‘Munich – The Edge of War’ Review: An exhilarating spy thriller despite clichés

A Potpourri of Vestiges Review

By Murtaza Ali Khan

Over the decades, we have witnessed countless films set in the backdrop of the Second World War. The new Netflix film ‘Munich – The Edge of War,’ directed by Christian Schwochow, is the latest in the series. Based on a 2017 novel titled ‘Munich’ by the world renowned writer of historical fiction Robert Harris, ‘Munich – The Edge of War’ is set in September 1938 over four days in the context of the Munich Agreement, which was signed by the German Chancellor Adolf Hitler, British Prime Minister Neville Chamberlain, Italy’s Duce Benito Mussolini and French Prime Minister Édouard Daladier. Widely regarded as Britain’s last act of appeasement towards Hitler’s continued aggression, Munich Agreement provided cession to Germany of the Sudeten German territory of Czechoslovakia, despite the existence of a 1924 alliance agreement and 1925 military pact between France and the Czechoslovak Republic. That’s precisely why it is also described as the Munich Betrayal.

‘Munich – The Edge of War,’ starring Jeremy Irons, George MacKay and Jannis Niewöhner in pivotal roles, unfolds as an espionage thriller involving two friends and former Oxford classmates, a British civil servant named Hugh Legat working in Chamberlain’s office in London and a German diplomat named Paul von Hartmann working as a translator in the Foreign Office in Berlin, who find themselves at the center of a high stake political subterfuge in Munich as Chamberlain desperately tries to appease Hitler with the hope of preventing another war. Both Legat and von Hartmann are of course fictional characters and so the challenge is to seamlessly place them in the historical setting of the Munich Agreement while simultaneously exploiting their inclusion for the purpose of thrill and suspense. And that’s precisely where Robert Harris’ brilliance as a writer comes into play. Anyone who has watched ‘The Ghost Writer’ and ‘An Officer and a Spy,’ his famous collaborations with Roman Polanski, can appreciate Harris’ knack for seamlessly blending reality with fiction often to exhilarating effects. 

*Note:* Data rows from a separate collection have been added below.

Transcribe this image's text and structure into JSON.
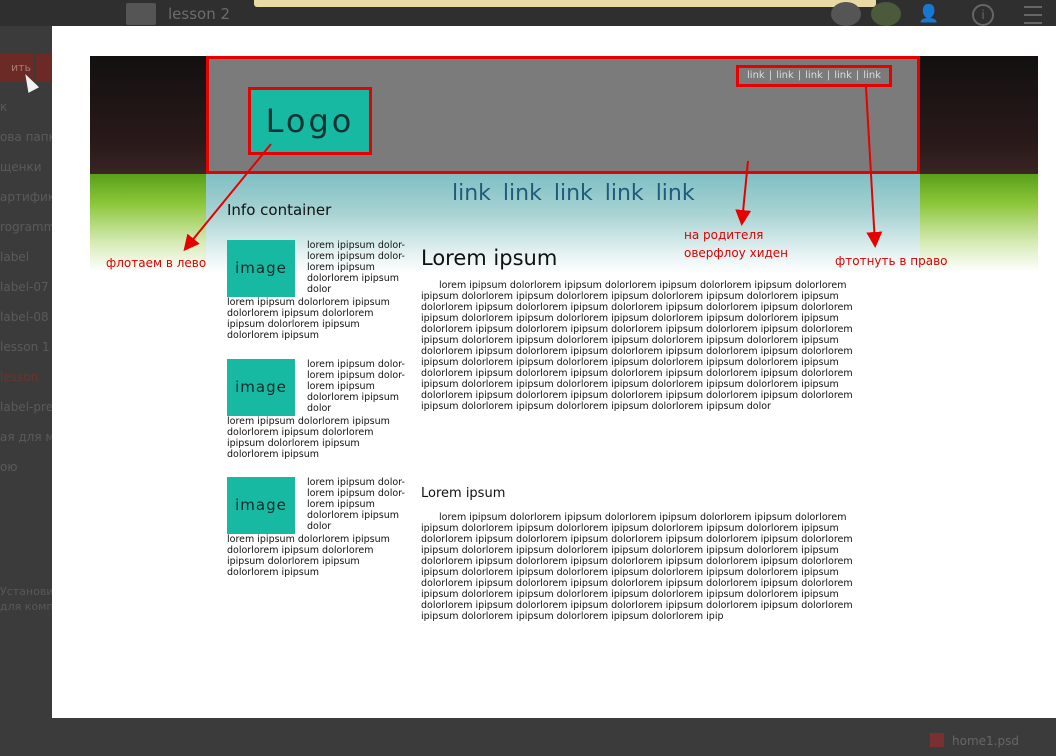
{
  "background_app": {
    "folder_title": "lesson 2",
    "sidebar_button": "ить",
    "sidebar_items": [
      "к",
      "ова папка",
      "щенки",
      "артифик",
      "rogramm",
      "label",
      "label-07",
      "label-08",
      "lesson 1",
      "lesson",
      "label-pre",
      "ая для ме",
      "ою"
    ],
    "sidebar_bottom": [
      "Установи",
      "для комп"
    ],
    "file_name": "home1.psd"
  },
  "mockup": {
    "logo": "Logo",
    "top_links": [
      "link",
      "link",
      "link",
      "link",
      "link"
    ],
    "main_links": [
      "link",
      "link",
      "link",
      "link",
      "link"
    ],
    "info_title": "Info container",
    "cards": [
      {
        "image_label": "image",
        "side_text": "lorem ipipsum dolor-lorem ipipsum dolor-lorem ipipsum dolorlorem ipipsum dolor",
        "rest_text": "lorem ipipsum dolorlorem ipipsum dolorlorem ipipsum dolorlorem ipipsum dolorlorem ipipsum dolorlorem ipipsum"
      },
      {
        "image_label": "image",
        "side_text": "lorem ipipsum dolor-lorem ipipsum dolor-lorem ipipsum dolorlorem ipipsum dolor",
        "rest_text": "lorem ipipsum dolorlorem ipipsum dolorlorem ipipsum dolorlorem ipipsum dolorlorem ipipsum dolorlorem ipipsum"
      },
      {
        "image_label": "image",
        "side_text": "lorem ipipsum dolor-lorem ipipsum dolor-lorem ipipsum dolorlorem ipipsum dolor",
        "rest_text": "lorem ipipsum dolorlorem ipipsum dolorlorem ipipsum dolorlorem ipipsum dolorlorem ipipsum dolorlorem ipipsum"
      }
    ],
    "article1": {
      "title": "Lorem ipsum",
      "body": "lorem ipipsum dolorlorem ipipsum dolorlorem ipipsum dolorlorem ipipsum dolorlorem ipipsum dolorlorem ipipsum dolorlorem ipipsum dolorlorem ipipsum dolorlorem ipipsum dolorlorem ipipsum dolorlorem ipipsum dolorlorem ipipsum dolorlorem ipipsum dolorlorem ipipsum dolorlorem ipipsum dolorlorem ipipsum dolorlorem ipipsum dolorlorem ipipsum dolorlorem ipipsum dolorlorem ipipsum dolorlorem ipipsum dolorlorem ipipsum dolorlorem ipipsum dolorlorem ipipsum dolorlorem ipipsum dolorlorem ipipsum dolorlorem ipipsum dolorlorem ipipsum dolorlorem ipipsum dolorlorem ipipsum dolorlorem ipipsum dolorlorem ipipsum dolorlorem ipipsum dolorlorem ipipsum dolorlorem ipipsum dolorlorem ipipsum dolorlorem ipipsum dolorlorem ipipsum dolorlorem ipipsum dolorlorem ipipsum dolorlorem ipipsum dolorlorem ipipsum dolorlorem ipipsum dolorlorem ipipsum dolorlorem ipipsum dolorlorem ipipsum dolorlorem ipipsum dolorlorem ipipsum dolorlorem ipipsum dolorlorem ipipsum dolorlorem ipipsum dolorlorem ipipsum dolorlorem ipipsum dolor"
    },
    "article2": {
      "title": "Lorem ipsum",
      "body": "lorem ipipsum dolorlorem ipipsum dolorlorem ipipsum dolorlorem ipipsum dolorlorem ipipsum dolorlorem ipipsum dolorlorem ipipsum dolorlorem ipipsum dolorlorem ipipsum dolorlorem ipipsum dolorlorem ipipsum dolorlorem ipipsum dolorlorem ipipsum dolorlorem ipipsum dolorlorem ipipsum dolorlorem ipipsum dolorlorem ipipsum dolorlorem ipipsum dolorlorem ipipsum dolorlorem ipipsum dolorlorem ipipsum dolorlorem ipipsum dolorlorem ipipsum dolorlorem ipipsum dolorlorem ipipsum dolorlorem ipipsum dolorlorem ipipsum dolorlorem ipipsum dolorlorem ipipsum dolorlorem ipipsum dolorlorem ipipsum dolorlorem ipipsum dolorlorem ipipsum dolorlorem ipipsum dolorlorem ipipsum dolorlorem ipipsum dolorlorem ipipsum dolorlorem ipipsum dolorlorem ipipsum dolorlorem ipipsum dolorlorem ipipsum dolorlorem ipipsum dolorlorem ipipsum dolorlorem ipip"
    }
  },
  "annotations": {
    "float_left": "флотаем в лево",
    "overflow_hidden_line1": "на родителя",
    "overflow_hidden_line2": "оверфлоу хиден",
    "float_right": "фтотнуть в право"
  },
  "colors": {
    "annotation_red": "#e60000",
    "teal": "#17b9a3",
    "link_blue": "#1f5c7c"
  }
}
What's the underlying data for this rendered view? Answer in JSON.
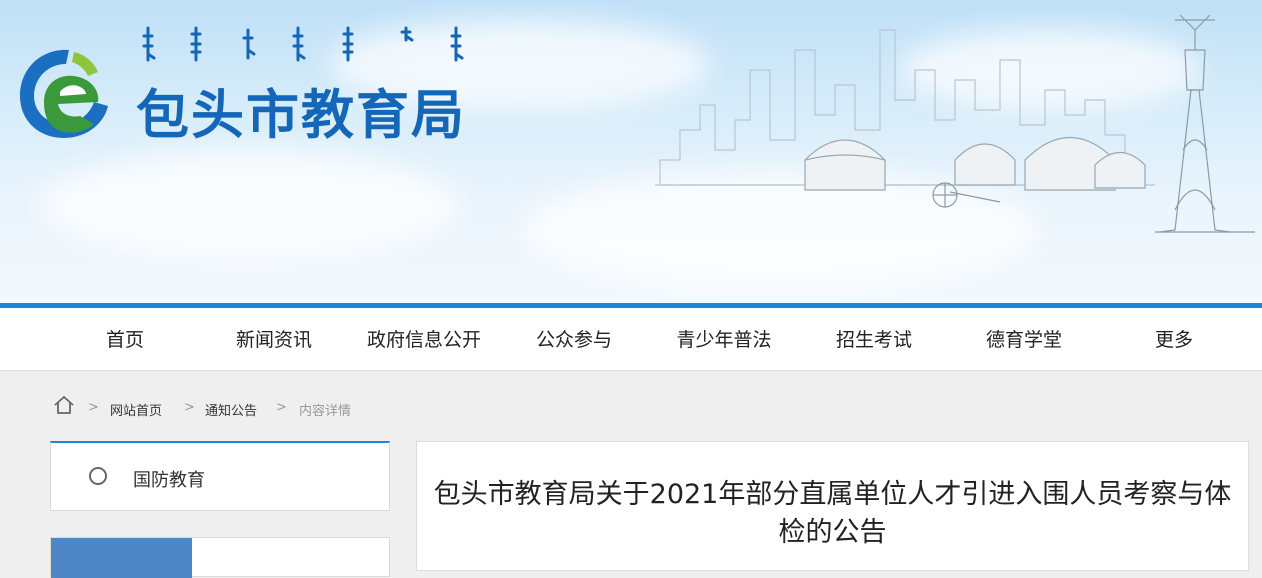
{
  "header": {
    "site_title": "包头市教育局",
    "mongolian_title_icon": "mongolian-script-title-icon",
    "logo_icon": "baotou-education-logo-icon",
    "skyline_icon": "city-skyline-yurts-icon",
    "monument_icon": "monument-tower-icon",
    "colors": {
      "title": "#1466b8",
      "accent_line": "#1d86d6",
      "logo_green": "#3a9a3a",
      "logo_blue": "#1b6fc0"
    }
  },
  "nav": {
    "items": [
      {
        "label": "首页"
      },
      {
        "label": "新闻资讯"
      },
      {
        "label": "政府信息公开"
      },
      {
        "label": "公众参与"
      },
      {
        "label": "青少年普法"
      },
      {
        "label": "招生考试"
      },
      {
        "label": "德育学堂"
      },
      {
        "label": "更多"
      }
    ]
  },
  "breadcrumb": {
    "home_icon": "home-icon",
    "separator": ">",
    "items": [
      "网站首页",
      "通知公告",
      "内容详情"
    ]
  },
  "sidebar": {
    "item_label": "国防教育",
    "radio_icon": "radio-circle-icon"
  },
  "article": {
    "title": "包头市教育局关于2021年部分直属单位人才引进入围人员考察与体检的公告"
  }
}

Now, it’s well documented that Chamberlain's policy of appeasement allowed Hitler to grow in power unchecked. Instead of taking an aggressive stand against Hitler’s expansionist policy, Chamberlain kept on committing one blunder after another hoping to avert WWII. He could have answered Austria’s call and acted during the annexation of Austria into Nazi Germany on 12 March 1938, but Chamberlain merely sent Hitler a note of protest and in his Cabinet address he shockingly placed blame on both Germany and Austria. After the fall of Austria, the Cabinet's Foreign Policy Committee considered seeking a grand alliance to thwart Germany but the committee strangely chose to advocate that Czechoslovakia be urged to make the best terms it could with Germany, stating that there was little that Britain could do to help the Czechs in the event of a German invasion. The Munich Agreement made it worse as Hitler was presented with the Sudeten territory of Czechoslovakia on a platter. Chamberlain was hoping that Hitler’s expansionism would end with Sudeten but when Germany invaded Poland a year later in September 1939, Chamberlain’s dream of peace came crashing down.

‘Munich – The Edge of War’ presents Chamberlain in a sympathetic light. While he is widely accused of giving Hitler a free run, few have tried to appreciate his commitment to peace. While the Netflix film doesn’t exonerate Chamberlain, it does highlight that his heart was in the right place and his intentions were never questionable. Yes, he did fail to understand Hitler’s true intentions but he nonetheless had a vision to guard his country which he stayed true to. The legendary English actor Jeremy Irons portrays the part of Chamberlain with great conviction. ‘Munich – The Edge of War’ also offers an interesting take on Hitler. Portraying the part with considerable subtlety usually not associated with Hitler, the veteran German Ulrich Matthes succeeds in evoking Hitler’s charisma and zeal without ever engaging in any form of demagoguery the German dictator is notorious for. Seeing Ulrich’s Hitler, it’s easy to understand why the German populace believed in him despite the destructive path he treaded. Hitler’s appeal among the German youth during the 1930s despite the anti-Semitism he propagated is best summed up by the following remark made by an Oxford-educated German man, “Voting for Hitler is not voting against Jews. It's voting for the future.”

Even though the turn of events is mostly known to us, ‘Munich – The Edge of War’ still manages to keep us on the edge of the seat. Yes, it does resort to using clichés and tried and tested tropes associated with spy thrillers, the film nonetheless is not without some truly exhilarating moments. And despite being a work of historical fiction, ‘Munich – The Edge of War’ is quite relevant to the times we live in. It makes for a great double bill along with the HBO miniseries ‘The Plot Against America’.